Auf Grund des schweren intrauterinen Hypoxieschadens und der langjährigen Nierenkrankheit in der Kindheit ist dem Patienten eine höhergradige Retardierung seiner Gesamtentwicklung auf Grund obiger Krankheitsdiagnosen im Sinne einer ausgeprägten Berufsbehinderung zuzuerkennen. Die langjährige Krankheitssituation in der Kindheit hat bei dem Patienten die körperliche und geistige Entwicklung stark verzögert, sodass für diesen Patienten gesetzliche Fristen zur Anerkennung der Großjährigkeit nicht wie bei an sich gesunden Personen angewendet werden können.

Zusätzlich hat die langjährige Krankheitssituation in der Kindheit und auch später zu einer Beeinträchtigung bzw. Verzögerung seiner Berufsausbildung geführt. Auf Grund der Arbeitsplatzsituation ist es nunmehr dem Patienten nicht möglich, einer Anstellung als Schneider entsprechend seiner bisherigen Berufsausbildung zu finden.

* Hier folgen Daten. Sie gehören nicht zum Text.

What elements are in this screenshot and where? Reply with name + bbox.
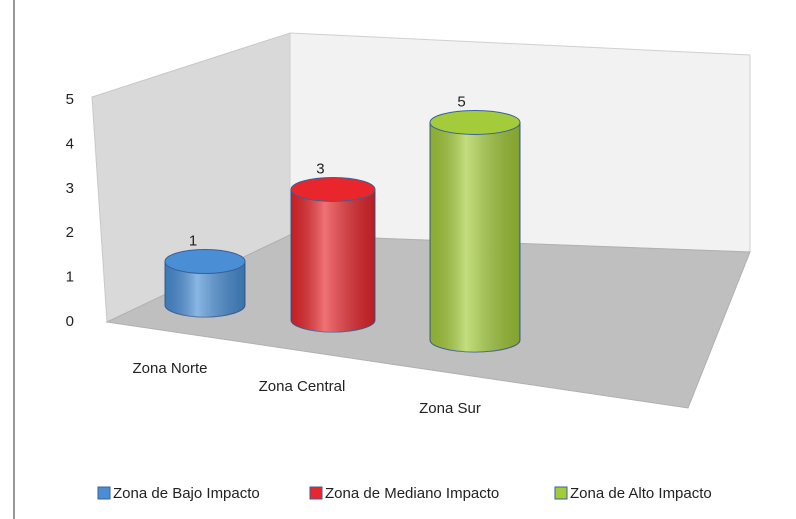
- bar-top: [290, 176, 376, 202]
- legend-swatch: [554, 486, 568, 500]
- data-label: 5: [457, 93, 465, 110]
- data-label: 3: [316, 160, 324, 177]
- bar-top: [429, 109, 521, 135]
- bar-top: [164, 248, 246, 274]
- y-tick-label: 0: [66, 313, 74, 330]
- x-tick-label: Zona Sur: [419, 400, 481, 417]
- x-tick-label: Zona Norte: [132, 360, 207, 377]
- legend-swatch: [309, 486, 323, 500]
- y-tick-label: 4: [66, 135, 74, 152]
- legend-label: Zona de Alto Impacto: [570, 485, 712, 502]
- y-tick-label: 5: [66, 91, 74, 108]
- x-tick-label: Zona Central: [259, 378, 346, 395]
- y-tick-label: 1: [66, 269, 74, 286]
- y-tick-label: 3: [66, 180, 74, 197]
- legend-swatch: [97, 486, 111, 500]
- y-tick-label: 2: [66, 224, 74, 241]
- bar-shading: [291, 189, 375, 332]
- bar-shading: [430, 122, 520, 352]
- legend-label: Zona de Bajo Impacto: [113, 485, 260, 502]
- data-label: 1: [189, 232, 197, 249]
- legend-label: Zona de Mediano Impacto: [325, 485, 499, 502]
- bar-shading: [165, 261, 245, 317]
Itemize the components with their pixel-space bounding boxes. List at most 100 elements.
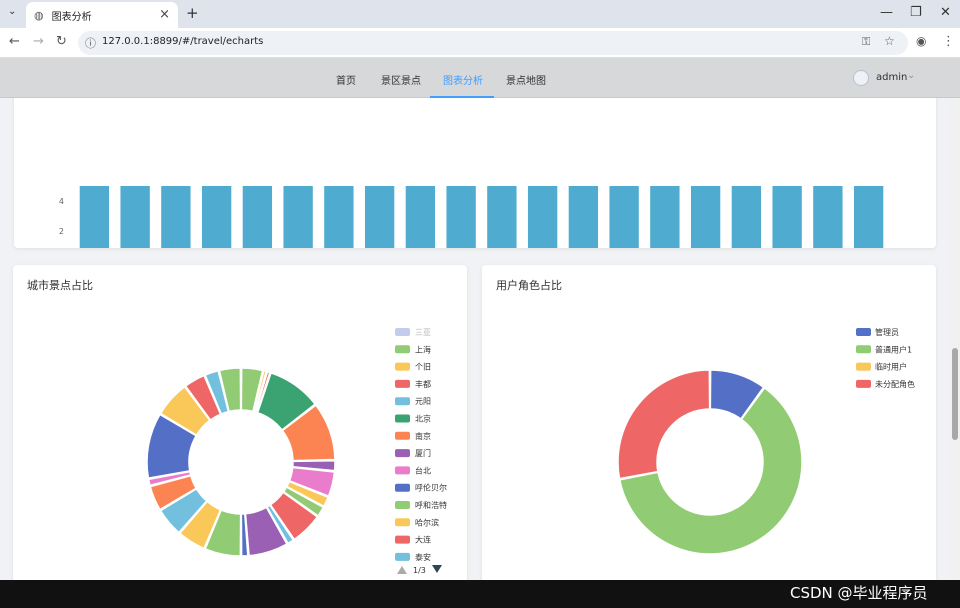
- profile-icon[interactable]: ◉: [916, 34, 927, 48]
- legend-swatch: [856, 379, 871, 388]
- legend-label: 南京: [415, 431, 431, 441]
- browser-tab-strip: ⌄ ◍ 图表分析 × + — ❐ ✕: [0, 0, 960, 28]
- pie-slice: [159, 386, 211, 436]
- legend-label: 哈尔滨: [415, 517, 439, 527]
- legend-label: 泰安: [415, 552, 431, 562]
- minimize-icon[interactable]: —: [880, 5, 893, 20]
- bar: [772, 186, 802, 248]
- legend-item: 未分配角色: [856, 379, 915, 389]
- close-window-icon[interactable]: ✕: [940, 5, 951, 20]
- bar: [324, 186, 354, 248]
- page-scrollbar[interactable]: [950, 98, 960, 580]
- pie-slice: [146, 413, 197, 479]
- legend-label: 丰都: [415, 379, 431, 389]
- city-card-title: 城市景点占比: [27, 279, 93, 292]
- legend-swatch: [395, 552, 410, 561]
- legend-item: 泰安: [395, 552, 431, 562]
- bookmark-star-icon[interactable]: ☆: [884, 34, 895, 48]
- pie-slice: [204, 509, 242, 557]
- pie-slice: [256, 372, 316, 431]
- bar: [120, 186, 150, 248]
- legend-item: 北京: [395, 414, 431, 424]
- menu-attractions[interactable]: 景区景点: [381, 76, 421, 87]
- legend-swatch: [395, 518, 410, 527]
- menu-attraction-map[interactable]: 景点地图: [506, 76, 546, 87]
- bar: [405, 186, 436, 248]
- bar: [242, 186, 273, 248]
- bar: [283, 186, 313, 248]
- bar: [487, 186, 517, 248]
- chevron-down-icon[interactable]: ⌄: [907, 70, 916, 81]
- scrollbar-thumb[interactable]: [952, 348, 958, 440]
- legend-item: 上海: [395, 344, 431, 354]
- bar: [650, 186, 680, 248]
- y-tick-label: 2: [59, 227, 64, 236]
- pie-slice: [709, 369, 765, 420]
- legend-item: 呼和浩特: [395, 500, 447, 510]
- bar: [364, 186, 395, 248]
- bar: [690, 186, 721, 248]
- legend-label: 台北: [415, 465, 431, 475]
- bar: [527, 186, 558, 248]
- pie-slice: [218, 367, 242, 413]
- legend-item: 元阳: [395, 397, 431, 406]
- more-menu-icon[interactable]: ⋮: [942, 34, 955, 49]
- close-tab-icon[interactable]: ×: [159, 7, 170, 22]
- new-tab-icon[interactable]: +: [186, 4, 199, 22]
- bar: [568, 186, 599, 248]
- bar: [853, 186, 884, 248]
- legend-swatch: [395, 483, 410, 492]
- pie-slice: [244, 506, 288, 557]
- pie-slice: [619, 387, 803, 555]
- bar: [79, 186, 110, 248]
- legend-item: 管理员: [856, 327, 899, 337]
- legend-swatch: [395, 379, 410, 388]
- reload-icon[interactable]: ↻: [56, 34, 67, 49]
- site-info-icon[interactable]: ⓘ: [85, 37, 96, 50]
- bar: [161, 186, 191, 248]
- forward-icon[interactable]: →: [33, 34, 44, 49]
- maximize-icon[interactable]: ❐: [910, 5, 922, 20]
- legend-swatch: [856, 328, 871, 336]
- avatar[interactable]: [853, 70, 869, 86]
- legend-label: 未分配角色: [875, 379, 915, 389]
- os-taskbar: [0, 580, 960, 608]
- legend-item: 南京: [395, 431, 431, 441]
- legend-item: 个旧: [395, 362, 431, 372]
- legend-swatch: [856, 362, 871, 371]
- address-bar: ← → ↻ ⓘ 127.0.0.1:8899/#/travel/echarts …: [0, 28, 960, 58]
- pager-text: 1/3: [413, 566, 426, 575]
- menu-chart-analysis[interactable]: 图表分析: [443, 76, 483, 87]
- menu-home[interactable]: 首页: [336, 76, 356, 87]
- legend-swatch: [395, 535, 410, 544]
- role-pie-card: 用户角色占比 管理员 普通用户1 临时用户 未分配角色: [482, 265, 936, 580]
- bar: [446, 186, 476, 248]
- watermark-text: CSDN @毕业程序员: [790, 584, 928, 602]
- app-header: 首页 景区景点 图表分析 景点地图 admin ⌄: [0, 58, 960, 98]
- legend-item: 大连: [395, 535, 431, 545]
- legend-item: 普通用户1: [856, 344, 912, 354]
- back-icon[interactable]: ←: [9, 34, 20, 49]
- bar-chart: 024亚龙湾兰德斯冰世界三亚千古情鹿回头风景区新世纪金沙湾俱乐部三亚亚特兰蒂斯C…: [59, 186, 884, 248]
- legend-item: 临时用户: [856, 362, 907, 372]
- legend-swatch: [856, 345, 871, 354]
- legend-label: 大连: [415, 535, 431, 545]
- pie-slice: [269, 491, 319, 541]
- browser-tab[interactable]: ◍ 图表分析 ×: [26, 2, 178, 28]
- legend-label: 厦门: [415, 448, 431, 458]
- legend-item: 三亚: [395, 328, 431, 337]
- legend-label: 普通用户1: [875, 344, 912, 354]
- url-text: 127.0.0.1:8899/#/travel/echarts: [102, 36, 264, 47]
- password-key-icon[interactable]: ⚿: [862, 35, 871, 48]
- bar: [731, 186, 762, 248]
- pager-up-icon: [397, 566, 407, 574]
- legend-label: 上海: [415, 344, 431, 354]
- username[interactable]: admin: [876, 72, 908, 83]
- main-content: 024亚龙湾兰德斯冰世界三亚千古情鹿回头风景区新世纪金沙湾俱乐部三亚亚特兰蒂斯C…: [0, 98, 950, 580]
- legend-item: 丰都: [395, 379, 431, 389]
- tab-search-icon[interactable]: ⌄: [8, 6, 17, 17]
- url-field[interactable]: ⓘ 127.0.0.1:8899/#/travel/echarts ⚿ ☆: [78, 31, 908, 55]
- pie-slice: [617, 369, 711, 480]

Seitens des Gutachters wird deshalb aus medizinischen Gründen empfohlen, auf Grund der langjährigen Krankheitsentwicklung des Patienten bereits in der Kindheit die herkömmlichen Fristen hinsichtlich Großjährigkeit für diesen Patienten derzeit nicht anzuwenden und den Patienten eine finanzielle Unterstützung zumindest bis 31.12.2004 zu gewähren. Zwischenzeitlich ist dem Patienten eine berufliche Umschulung auf eine an seine körperlichen und geistigen Fähigkeiten angepasste Situation aufzuerlegen, die dann auch dem Patienten Möglichkeiten der Berufsausübung vermittelt.

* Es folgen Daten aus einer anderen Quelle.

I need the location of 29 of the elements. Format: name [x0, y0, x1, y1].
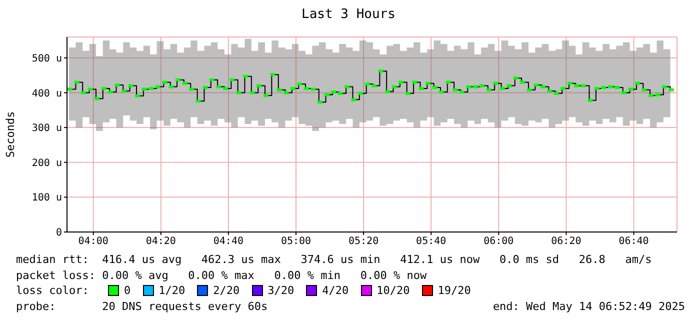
legend-label: 4/20 [321, 283, 349, 298]
x-tick-label: 04:40 [213, 236, 244, 248]
legend-label: 3/20 [266, 283, 294, 298]
y-tick-label: 200 u [32, 158, 62, 169]
y-tick-label: 100 u [32, 192, 62, 204]
y-tick-label: 300 u [32, 123, 62, 134]
legend-label: 2/20 [212, 283, 240, 298]
y-tick-label: 500 u [32, 53, 62, 64]
legend-label: 10/20 [376, 283, 410, 298]
x-tick-label: 04:00 [78, 236, 108, 248]
y-tick-label: 400 u [32, 88, 62, 100]
x-tick-label: 05:20 [348, 236, 379, 248]
y-axis-title: Seconds [4, 111, 17, 158]
text: probe: 20 DNS requests every 60s [16, 298, 268, 314]
x-tick-label: 05:40 [416, 236, 446, 248]
y-tick-label: 0 [56, 228, 62, 239]
legend-label: 19/20 [436, 283, 471, 298]
text: packet loss: 0.00 % avg 0.00 % max 0.00 % min 0.00 % now [16, 268, 428, 283]
chart-title: Last 3 Hours [300, 6, 396, 24]
text: median rtt: 416.4 us avg 462.3 us max 374.6 us min 412.1 us now 0.0 ms sd 26.8 am/s [16, 252, 653, 268]
legend-label: 1/20 [158, 283, 186, 298]
x-tick-label: 05:00 [280, 236, 312, 248]
legend-title: loss color: [16, 283, 90, 298]
legend-label: 0 [123, 283, 131, 298]
x-tick-label: 06:00 [484, 236, 514, 248]
x-tick-label: 04:20 [146, 236, 176, 248]
text: end: Wed May 14 06:52:49 2025 [492, 298, 685, 314]
x-tick-label: 06:40 [618, 236, 649, 248]
x-tick-label: 06:20 [551, 236, 582, 248]
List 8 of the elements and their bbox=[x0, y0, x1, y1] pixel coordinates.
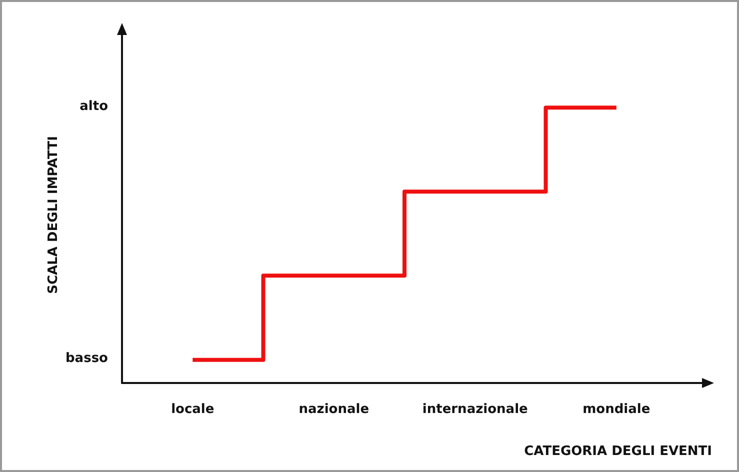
x-tick-label: locale bbox=[171, 402, 214, 417]
x-tick-label: nazionale bbox=[298, 402, 370, 417]
text: basso bbox=[66, 350, 108, 366]
x-tick-label: mondiale bbox=[582, 402, 650, 417]
y-axis-title: SCALA DEGLI IMPATTI bbox=[46, 136, 61, 294]
text: alto bbox=[80, 98, 108, 114]
x-axis-title: CATEGORIA DEGLI EVENTI bbox=[524, 444, 712, 459]
x-tick-label: internazionale bbox=[422, 402, 528, 417]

Auch dieses Gutachten diagnostizierte keine dauernde Unfähigkeit sich selbst den Unterhalt zu verschaffen sondern wurde vielmehr angeregt, dem Patienten (Berufungswerber) eine finanzielle Unterstützung zumindest bis 31. Dezember 2004 zu gewähren. Weiters wurde in diesem Gutachten festgestellt, dass zwei ärztliche Sachverständigengutachten vom 5.6.2003 und 24.7.2003 von Dr. Weiss Ronald vorliegen, die im Prinzip korrekt sind und einen Gesamtgrad der Behinderung von 70 bzw. 80 von 100 festlegen.

Aus diesem Gutachten folgt in rechtlicher Hinsicht, dass die Tatbestandsvoraussetzungen des § 6 Abs. 2 lit d FLAG nicht erfüllt sind.

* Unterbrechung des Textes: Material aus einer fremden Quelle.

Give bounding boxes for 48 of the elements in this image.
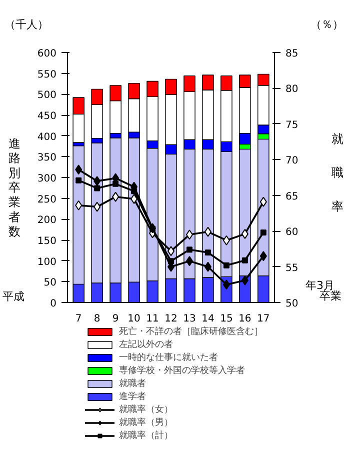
y-tick-label: 0 [50,298,57,310]
text: 年3月 [306,278,334,292]
x-tick-label: 11 [146,314,159,324]
text: 卒業 [320,290,342,302]
x-tick-label: 16 [238,314,252,324]
text: （％） [310,18,344,31]
y2-tick-label: 50 [286,298,298,310]
x-tick-label: 9 [112,314,119,324]
x-tick-label: 8 [94,314,100,324]
x-tick-label: 14 [202,314,214,324]
y2-tick-label: 70 [286,156,298,167]
y2-tick-label: 65 [286,191,298,202]
x-tick-label: 12 [164,314,178,324]
legend-label: 就職者 [119,378,146,390]
legend-label: 就職率（男） [119,416,173,429]
legend-label: 専修学校・外国の学校等入学者 [119,364,245,377]
y2-tick-label: 55 [286,262,298,274]
legend-label: 進学者 [119,390,146,403]
y-tick-label: 300 [37,174,57,184]
x-tick-label: 17 [257,314,270,324]
text: 平成 [2,290,24,303]
legend-label: 一時的な仕事に就いた者 [119,352,218,364]
x-tick-label: 15 [220,314,233,324]
y-tick-label: 150 [37,236,57,247]
y-tick-label: 200 [37,215,57,226]
y-tick-label: 600 [37,48,57,60]
legend-label: 就職率（計） [119,430,173,442]
y2-tick-label: 60 [286,227,298,238]
y-tick-label: 350 [37,152,57,164]
y-axis-title: 進路別卒業者数 [8,136,20,239]
text: 就職率 [332,132,344,214]
legend-label: 左記以外の者 [119,338,173,351]
y2-tick-label: 85 [286,48,298,60]
y2-tick-label: 80 [286,84,298,96]
y-tick-label: 250 [37,194,57,206]
text: （千人） [4,18,48,31]
y2-tick-label: 75 [286,120,298,131]
y-tick-label: 550 [37,69,57,80]
legend-label: 死亡・不詳の者［臨床研修医含む］ [119,326,263,338]
x-tick-label: 7 [75,314,82,324]
x-tick-label: 10 [128,314,140,324]
y-tick-label: 50 [44,278,57,289]
y-tick-label: 450 [37,111,57,122]
y-tick-label: 100 [37,256,57,268]
y-tick-label: 400 [37,132,57,143]
x-tick-label: 13 [183,314,196,324]
y-tick-label: 500 [37,90,57,102]
legend-label: 就職率（女） [119,404,173,416]
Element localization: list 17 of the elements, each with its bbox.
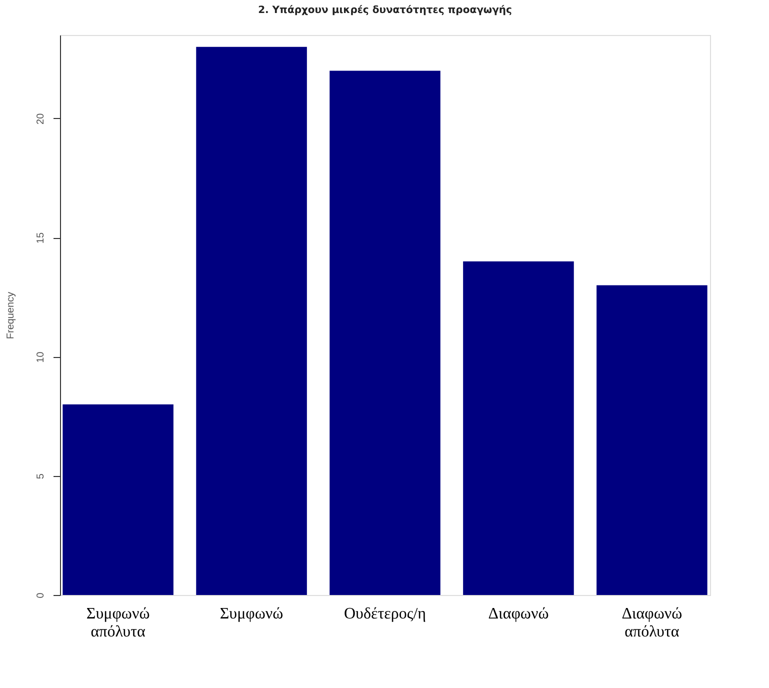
bar bbox=[330, 70, 440, 595]
y-tick-label: 5 bbox=[36, 473, 46, 480]
x-tick-label: Συμφωνώ απόλυτα bbox=[86, 606, 150, 640]
bar bbox=[463, 261, 574, 595]
x-tick-label: Ουδέτερος/η bbox=[344, 606, 426, 622]
chart-title: 2. Υπάρχουν μικρές δυνατότητες προαγωγής bbox=[258, 5, 512, 16]
x-tick-label: Συμφωνώ bbox=[220, 606, 284, 622]
x-tick-label: Διαφωνώ απόλυτα bbox=[622, 606, 682, 640]
bar bbox=[596, 285, 708, 595]
y-axis-title: Frequency bbox=[6, 292, 16, 340]
y-tick-label: 10 bbox=[36, 351, 46, 363]
bar bbox=[196, 46, 307, 595]
y-tick-label: 15 bbox=[36, 232, 46, 244]
y-tick-label: 0 bbox=[36, 592, 46, 598]
y-tick-label: 20 bbox=[36, 112, 46, 124]
bar bbox=[62, 404, 174, 595]
x-tick-label: Διαφωνώ bbox=[488, 606, 549, 622]
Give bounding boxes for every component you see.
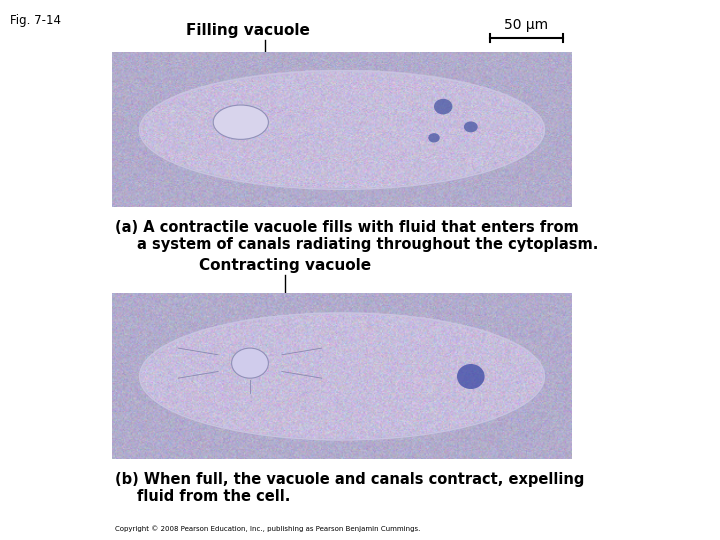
- Text: Filling vacuole: Filling vacuole: [186, 23, 310, 38]
- Text: Fig. 7-14: Fig. 7-14: [10, 14, 61, 27]
- Text: Contracting vacuole: Contracting vacuole: [199, 258, 371, 273]
- Text: Copyright © 2008 Pearson Education, Inc., publishing as Pearson Benjamin Cumming: Copyright © 2008 Pearson Education, Inc.…: [115, 525, 420, 532]
- Text: (b) When full, the vacuole and canals contract, expelling: (b) When full, the vacuole and canals co…: [115, 472, 585, 487]
- Text: (a) A contractile vacuole fills with fluid that enters from: (a) A contractile vacuole fills with flu…: [115, 220, 579, 235]
- Text: 50 μm: 50 μm: [505, 18, 549, 32]
- Text: fluid from the cell.: fluid from the cell.: [137, 489, 290, 504]
- Text: a system of canals radiating throughout the cytoplasm.: a system of canals radiating throughout …: [137, 237, 598, 252]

Im Sinne des § 167 Abs. 2 Bundesabgabenordnung (BAO) hat die Abgabenbehörde unter sorgfältiger Berücksichtigung der Ergebnisse des Abgabenverfahrens nach freier Überzeugung zu beurteilen, ob eine Tatsache als erwiesen anzunehmen ist oder nicht. Das Beweisverfahren wird vor allem u.a. beherrscht vom Grundsatz der freien Beweiswürdigung (§ 167). Der Grundsatz der freien Beweiswürdigung bedeutet, dass alle Beweismittel grundsätzlich gleichwertig sind und es keine Beweisregeln (keine gesetzliche Randordnung, keine formalen Regeln) gibt. Ausschlaggebend ist der innere Wahrheitsgehalt der Ergebnisse der Beweisaufnahmen. Nach ständiger Rechtsprechung genügt es, von mehreren Möglichkeiten jene als erwiesen anzunehmen, die gegenüber allen anderen Möglichkeiten eine überragende Wahrscheinlichkeit oder gar die Gewissheit für sich hat und alle anderen Möglichkeiten absolut oder mit Wahrscheinlichkeit ausschließt oder zumindest weniger wahrscheinlich erscheinen lässt (Ritz, BAO-Kommentar, Tz. 2 zu § 166, Tz. 6 und 8 zu § 167 mwN).

Im vorliegenden Fall wird daher in freier Beweiswürdigung festgestellt, dass die Tatbestandsvoraussetzungen des § 6 Abs. 2 Familienlastenausgleichsgesetz 1967 nicht vorliegen.

Es war sohin spruchgemäß zu entscheiden.